She can jump from the floor to the top of the refrigerator, or bound across your desk without disturbing a single sheet of paper. Your cat personifies the graceful, enviable sure-footedness of her species. But what about her eco-footprint?
With 88 million domesticated cats in the country (according to the National Pet Owners Survey by the American Pet Products Association), the question isn't just academic. Like their human companions, pets' modern lifestyles consume natural resources and can contribute to environmental issues like greenhouse gases and the waste stream.
"As consumers and responsible pet owners, we are all looking for ways to care for our pets' health and their environment," says Jill Cordes, host of America's first broadband pet channel www.Petstyle.com. "Many of us are already putting eco-friendly practices into action in our own lives, from buying organic food to shopping with reusable bags and switching to natural household cleaners. Adopting 'green' pet care habits is a natural extension of our environmental consciousness."

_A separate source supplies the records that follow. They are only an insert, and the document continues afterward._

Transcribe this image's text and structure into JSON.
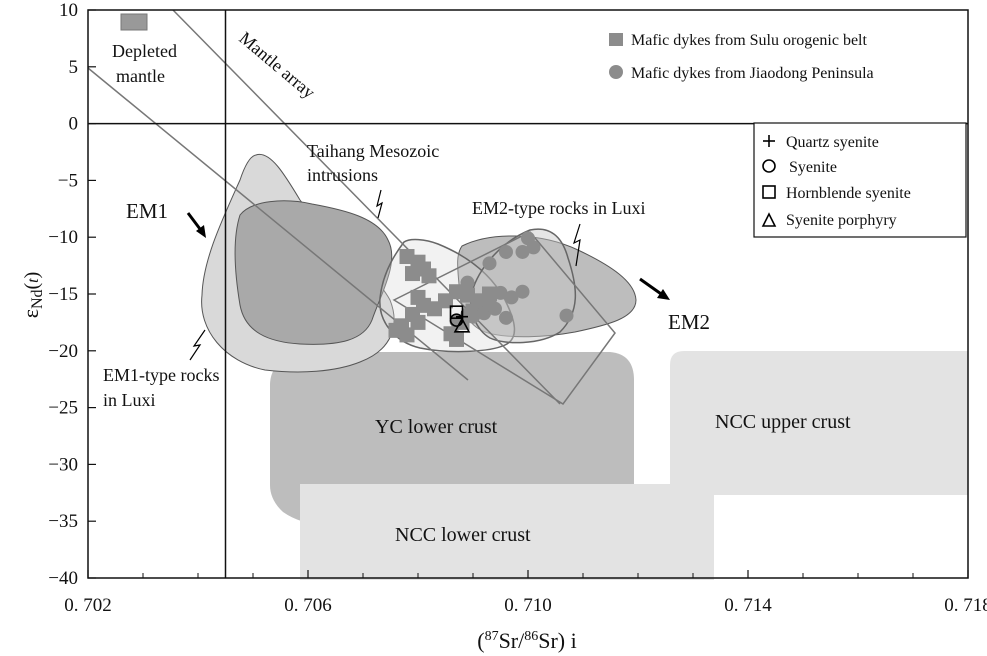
{
  "chart_data": {
    "type": "scatter",
    "title": "",
    "xlabel": "(87Sr/86Sr) i",
    "ylabel": "εNd(t)",
    "xlim": [
      0.702,
      0.718
    ],
    "ylim": [
      -40,
      10
    ],
    "xticks": [
      0.702,
      0.706,
      0.71,
      0.714,
      0.718
    ],
    "xtick_labels": [
      "0. 702",
      "0. 706",
      "0. 710",
      "0. 714",
      "0. 718"
    ],
    "yticks": [
      10,
      5,
      0,
      -5,
      -10,
      -15,
      -20,
      -25,
      -30,
      -35,
      -40
    ],
    "ytick_labels": [
      "10",
      "5",
      "0",
      "−5",
      "−10",
      "−15",
      "−20",
      "−25",
      "−30",
      "−35",
      "−40"
    ],
    "reference_lines": {
      "bulk_earth_sr": 0.7045,
      "chur_epsilon_nd": 0
    },
    "series": [
      {
        "name": "Mafic dykes from Sulu orogenic belt",
        "marker": "filled-square",
        "color": "#8c8c8c",
        "points": [
          [
            0.7078,
            -11.7
          ],
          [
            0.7079,
            -13.2
          ],
          [
            0.708,
            -12.2
          ],
          [
            0.7081,
            -12.8
          ],
          [
            0.7082,
            -13.4
          ],
          [
            0.708,
            -15.3
          ],
          [
            0.7081,
            -16.0
          ],
          [
            0.7083,
            -16.3
          ],
          [
            0.7085,
            -15.6
          ],
          [
            0.7087,
            -14.8
          ],
          [
            0.7089,
            -15.1
          ],
          [
            0.7091,
            -15.6
          ],
          [
            0.7093,
            -15.0
          ],
          [
            0.7079,
            -16.8
          ],
          [
            0.708,
            -17.5
          ],
          [
            0.7077,
            -17.8
          ],
          [
            0.7076,
            -18.2
          ],
          [
            0.7078,
            -18.6
          ],
          [
            0.7086,
            -18.5
          ],
          [
            0.7087,
            -19.0
          ],
          [
            0.7088,
            -17.5
          ],
          [
            0.709,
            -16.5
          ]
        ]
      },
      {
        "name": "Mafic dykes from Jiaodong Peninsula",
        "marker": "filled-circle",
        "color": "#8c8c8c",
        "points": [
          [
            0.71,
            -10.1
          ],
          [
            0.7101,
            -10.9
          ],
          [
            0.7099,
            -11.3
          ],
          [
            0.7096,
            -11.3
          ],
          [
            0.7093,
            -12.3
          ],
          [
            0.7089,
            -14.0
          ],
          [
            0.7095,
            -14.9
          ],
          [
            0.7097,
            -15.3
          ],
          [
            0.7099,
            -14.8
          ],
          [
            0.7091,
            -15.7
          ],
          [
            0.7092,
            -16.7
          ],
          [
            0.7094,
            -16.3
          ],
          [
            0.7096,
            -17.1
          ],
          [
            0.709,
            -17.0
          ],
          [
            0.7107,
            -16.9
          ],
          [
            0.7087,
            -17.4
          ],
          [
            0.7089,
            -16.8
          ],
          [
            0.7093,
            -15.9
          ]
        ]
      },
      {
        "name": "Quartz syenite",
        "marker": "plus",
        "color": "#000000",
        "points": [
          [
            0.7088,
            -17.0
          ]
        ]
      },
      {
        "name": "Syenite",
        "marker": "open-circle",
        "color": "#000000",
        "points": [
          [
            0.7087,
            -17.3
          ]
        ]
      },
      {
        "name": "Hornblende syenite",
        "marker": "open-square",
        "color": "#000000",
        "points": [
          [
            0.7087,
            -16.6
          ]
        ]
      },
      {
        "name": "Syenite porphyry",
        "marker": "open-triangle",
        "color": "#000000",
        "points": [
          [
            0.7088,
            -17.8
          ]
        ]
      }
    ],
    "fields": [
      {
        "name": "NCC lower crust",
        "label": "NCC lower crust",
        "color": "#e3e3e3"
      },
      {
        "name": "NCC upper crust",
        "label": "NCC upper crust",
        "color": "#e3e3e3"
      },
      {
        "name": "YC lower crust",
        "label": "YC lower crust",
        "color": "#bdbdbd"
      },
      {
        "name": "EM1-type rocks in Luxi",
        "label": "EM1-type rocks\nin Luxi",
        "color": "#d9d9d9"
      },
      {
        "name": "Taihang Mesozoic intrusions",
        "label": "Taihang Mesozoic\nintrusions",
        "color": "#a9a9a9"
      },
      {
        "name": "EM2-type rocks in Luxi",
        "label": "EM2-type rocks in Luxi",
        "color": "#bdbdbd"
      },
      {
        "name": "Mantle array",
        "label": "Mantle array",
        "color": "#777777"
      },
      {
        "name": "Depleted mantle",
        "label": "Depleted\nmantle",
        "color": "#999999"
      }
    ],
    "annotations": [
      {
        "text": "EM1",
        "arrow": true
      },
      {
        "text": "EM2",
        "arrow": true
      }
    ],
    "legends": [
      {
        "position": "top-right",
        "entries": [
          "Mafic dykes from Sulu orogenic belt",
          "Mafic dykes from Jiaodong Peninsula"
        ]
      },
      {
        "position": "upper-right-inset",
        "entries": [
          "Quartz syenite",
          "Syenite",
          "Hornblende syenite",
          "Syenite porphyry"
        ]
      }
    ]
  }
}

You can become a "greener" cat owner with 10 simple steps, Cordes advises:
1. Give them shelter. Overcrowding at animal adoption centers strains resources. You can help ease the problem - and possibly save an animal's life - by adopting from a shelter rather than buying a cat from a pet store or breeder. You may also save money if you adopt from a shelter where many animals are likely to already be vaccinated, spayed or neutered. Visit www.aspca.com for more information.
2. Use protection. Get your cat spayed or neutered. Unplanned, unwanted "deliveries" often wind up in shelters, contributing to the overcrowding problem. Plus, spaying and neutering can help reduce your cat's risk of developing uterine, ovarian, or testicular cancer.

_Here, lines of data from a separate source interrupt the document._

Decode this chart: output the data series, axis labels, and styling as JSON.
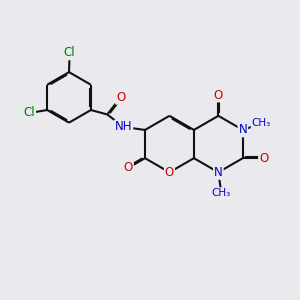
{
  "bg": "#eaeaee",
  "bc": "#111111",
  "bw": 1.5,
  "dbo": 0.038,
  "dbs": 0.12,
  "O_color": "#cc0000",
  "N_color": "#0000cc",
  "Cl_color": "#007700",
  "fs": 8.5,
  "fs2": 7.5,
  "xlim": [
    0,
    10
  ],
  "ylim": [
    0,
    10
  ],
  "rcx": 7.3,
  "rcy": 5.2,
  "r_ring": 0.95,
  "r_benz": 0.85
}
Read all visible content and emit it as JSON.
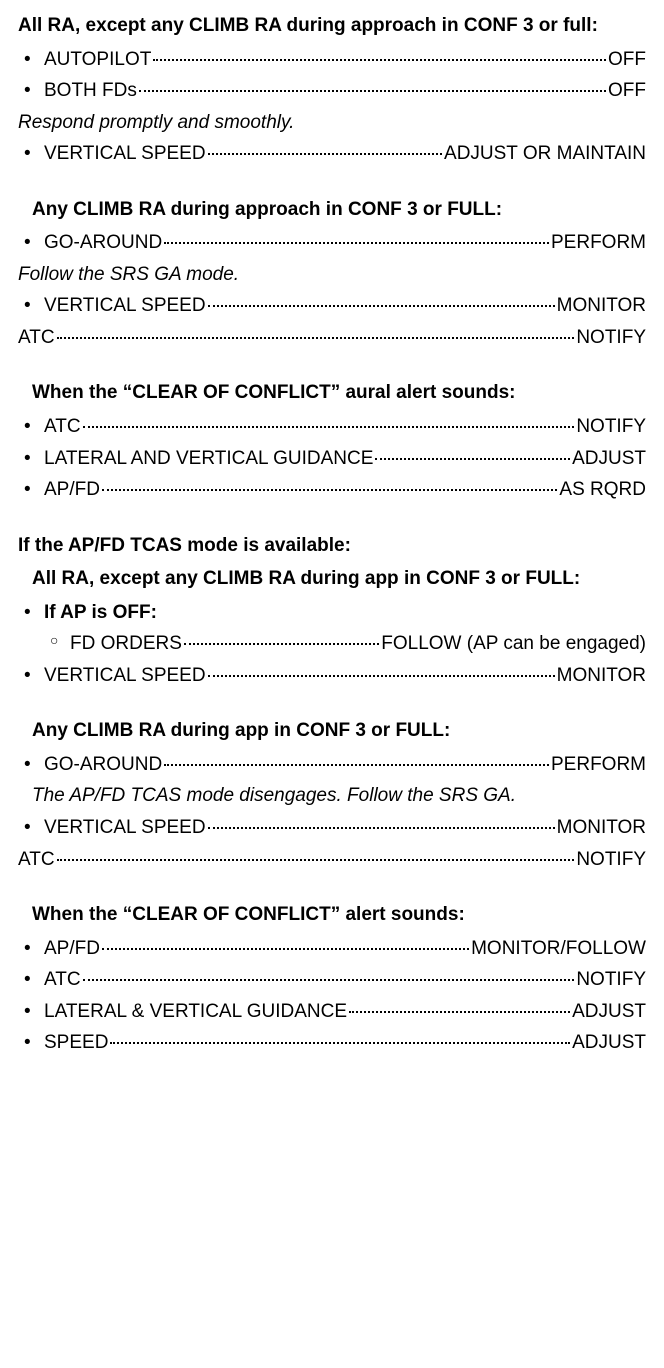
{
  "s1": {
    "heading": "All RA, except any CLIMB RA during approach in CONF 3 or full:",
    "items": [
      {
        "label": "AUTOPILOT",
        "value": "OFF"
      },
      {
        "label": "BOTH FDs",
        "value": "OFF"
      }
    ],
    "note": "Respond promptly and smoothly.",
    "items2": [
      {
        "label": "VERTICAL SPEED",
        "value": "ADJUST OR MAINTAIN"
      }
    ]
  },
  "s2": {
    "heading": "Any CLIMB RA during approach in CONF 3 or FULL:",
    "items": [
      {
        "label": "GO-AROUND",
        "value": "PERFORM"
      }
    ],
    "note": "Follow the SRS GA mode.",
    "items2": [
      {
        "label": "VERTICAL SPEED",
        "value": "MONITOR"
      }
    ],
    "plain": {
      "label": "ATC",
      "value": "NOTIFY"
    }
  },
  "s3": {
    "heading": "When the “CLEAR OF CONFLICT” aural alert sounds:",
    "items": [
      {
        "label": "ATC",
        "value": "NOTIFY"
      },
      {
        "label": "LATERAL AND VERTICAL GUIDANCE",
        "value": "ADJUST"
      },
      {
        "label": "AP/FD",
        "value": "AS RQRD"
      }
    ]
  },
  "s4": {
    "heading0": "If the AP/FD TCAS mode is available:",
    "heading": "All RA, except any CLIMB RA during app in CONF 3 or FULL:",
    "cond": "If AP is OFF:",
    "sub": {
      "label": "FD ORDERS",
      "value": "FOLLOW (AP can be engaged)"
    },
    "items2": [
      {
        "label": "VERTICAL SPEED",
        "value": "MONITOR"
      }
    ]
  },
  "s5": {
    "heading": "Any CLIMB RA during app in CONF 3 or FULL:",
    "items": [
      {
        "label": "GO-AROUND",
        "value": "PERFORM"
      }
    ],
    "note": "The AP/FD TCAS mode disengages. Follow the SRS GA.",
    "items2": [
      {
        "label": "VERTICAL SPEED",
        "value": "MONITOR"
      }
    ],
    "plain": {
      "label": "ATC",
      "value": "NOTIFY"
    }
  },
  "s6": {
    "heading": "When the “CLEAR OF CONFLICT” alert sounds:",
    "items": [
      {
        "label": "AP/FD",
        "value": "MONITOR/FOLLOW"
      },
      {
        "label": "ATC",
        "value": "NOTIFY"
      },
      {
        "label": "LATERAL & VERTICAL GUIDANCE",
        "value": "ADJUST"
      },
      {
        "label": "SPEED",
        "value": "ADJUST"
      }
    ]
  }
}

3. Tag, you're it. Be sure your cat always wears a name tag (or license, if your municipality requires cats to be licensed). If he gets lost, the tag will help any good Samaritan who finds him return him to you. Plus, you'll conserve the gas you would waste driving around the neighborhood hunting for him, and the paper for those "missing" posters.

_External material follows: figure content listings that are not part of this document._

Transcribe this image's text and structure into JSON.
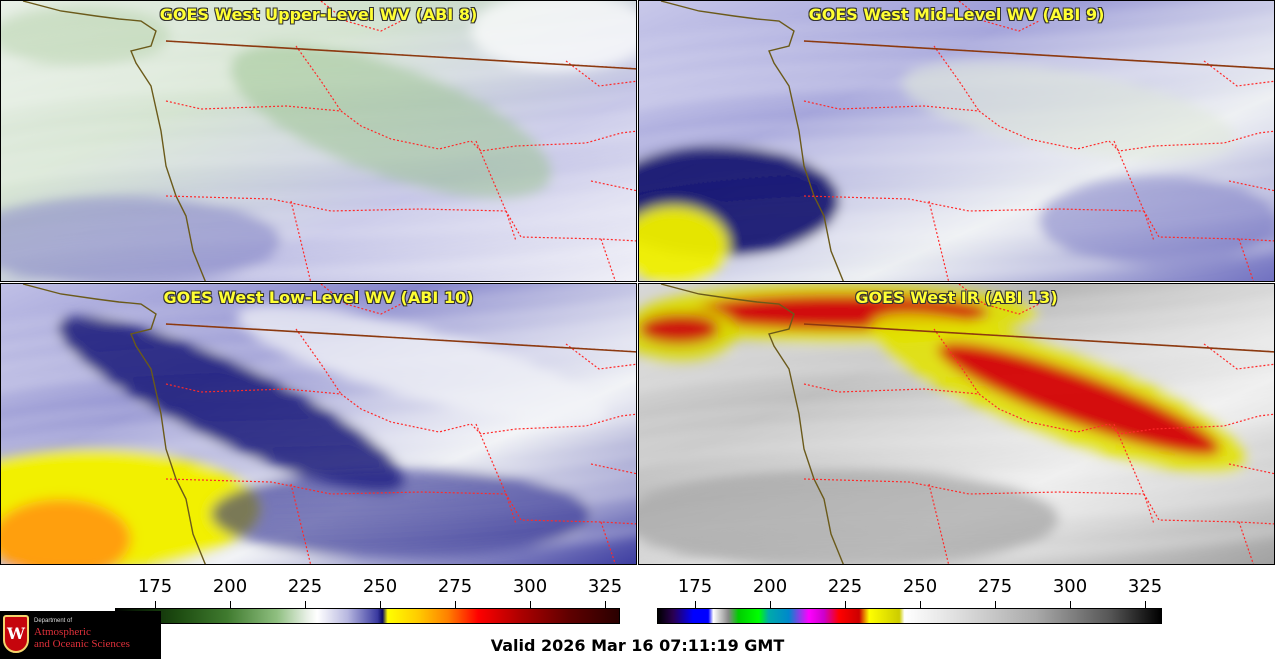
{
  "panels": [
    {
      "id": "p1",
      "title": "GOES West Upper-Level WV (ABI 8)",
      "palette": "upper"
    },
    {
      "id": "p2",
      "title": "GOES West Mid-Level WV (ABI 9)",
      "palette": "mid"
    },
    {
      "id": "p3",
      "title": "GOES West Low-Level WV (ABI 10)",
      "palette": "low"
    },
    {
      "id": "p4",
      "title": "GOES West IR (ABI 13)",
      "palette": "ir"
    }
  ],
  "colorbar_wv": {
    "ticks": [
      "175",
      "200",
      "225",
      "250",
      "275",
      "300",
      "325"
    ]
  },
  "colorbar_ir": {
    "ticks": [
      "175",
      "200",
      "225",
      "250",
      "275",
      "300",
      "325"
    ]
  },
  "footer": {
    "valid_time": "Valid 2026 Mar 16 07:11:19 GMT"
  },
  "logo": {
    "dept": "Department of",
    "name_line1": "Atmospheric",
    "name_line2": "and Oceanic Sciences",
    "crest_letter": "W"
  },
  "colors": {
    "coast": "#6b5a1a",
    "border": "#ff2a2a",
    "country": "#8b3a10"
  }
}
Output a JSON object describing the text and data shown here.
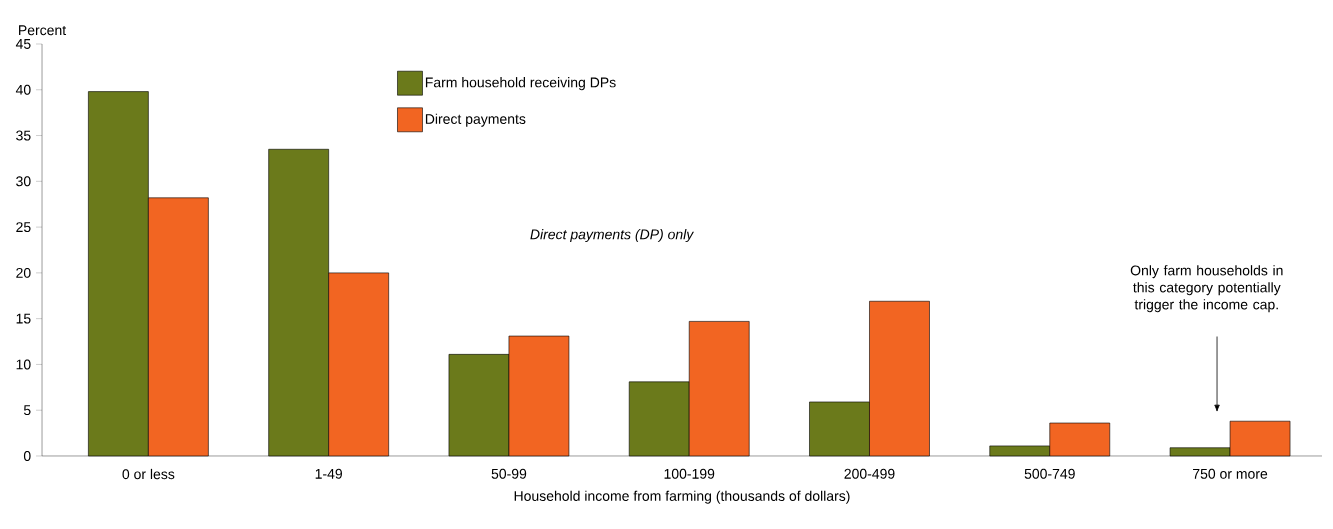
{
  "chart_data": {
    "type": "bar",
    "ylabel": "Percent",
    "xlabel": "Household income from farming (thousands of dollars)",
    "categories": [
      "0 or less",
      "1-49",
      "50-99",
      "100-199",
      "200-499",
      "500-749",
      "750 or more"
    ],
    "series": [
      {
        "name": "Farm household receiving DPs",
        "color": "#6b7a1b",
        "values": [
          39.8,
          33.5,
          11.1,
          8.1,
          5.9,
          1.1,
          0.9
        ]
      },
      {
        "name": "Direct payments",
        "color": "#f26522",
        "values": [
          28.2,
          20.0,
          13.1,
          14.7,
          16.9,
          3.6,
          3.8
        ]
      }
    ],
    "ylim": [
      0,
      45
    ],
    "yticks": [
      0,
      5,
      10,
      15,
      20,
      25,
      30,
      35,
      40,
      45
    ],
    "legend": "top left",
    "annotations": [
      "Direct payments (DP) only",
      "Only farm households in this category potentially trigger the income cap."
    ],
    "grid": false
  }
}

4. Keep it clean - and gentle. Replace traditional pet care and cleaning products that may contain harsh chemicals with gentle, all-natural products.
5. Potty all the time. Choose environmentally friendly cat litter like ARM & HAMMER Essentials Clumping Cat Litter. It's made with natural biodegradable corn fibers which are sensible for the environment, and absorbs twice the liquid compared to regular clumping clay litter. Plus, the addition of baking soda eliminates odor problems instantly. Visit www.armandhammeressentials.com/litter.aspx to learn more.
6. Food for thought. Just as added hormones or pesticides in your food aren't good for you, they're not good for your cat, either. Look for pet food that is natural, organic and FDA-certified.
7. Quench their thirst. Change your pet's water and food bowl regularly to eliminate potential disease, insect or other pest infestations. Be sure to use filtered tap water rather than bottled water, which weighs on your wallet and the environment.
8. Play ball. Purchase toys made from sustainable fibers or recycled materials, or entertain your cat with homemade toys crafted from recycled materials, like a scratching pole made from old carpeting. And remember, you will always be her favorite - and most eco-friendly - toy.
9. Into the wild ... or not. Try to keep your cat inside as much as possible to avoid exposure to injury, illness and predatory wildlife. If your cat craves the outdoors, however, try to keep his outside time supervised in an enclosed area.
10. Purr-tanical gardens. In an enclosed space, plant a small garden in your backyard for your cat and stock it with cat-safe herbs and flowers. Just be sure kitty is always supervised, and stays in her own yard - otherwise you may find yourself having to explain her embarassing visit to your neighbor's tomato patch.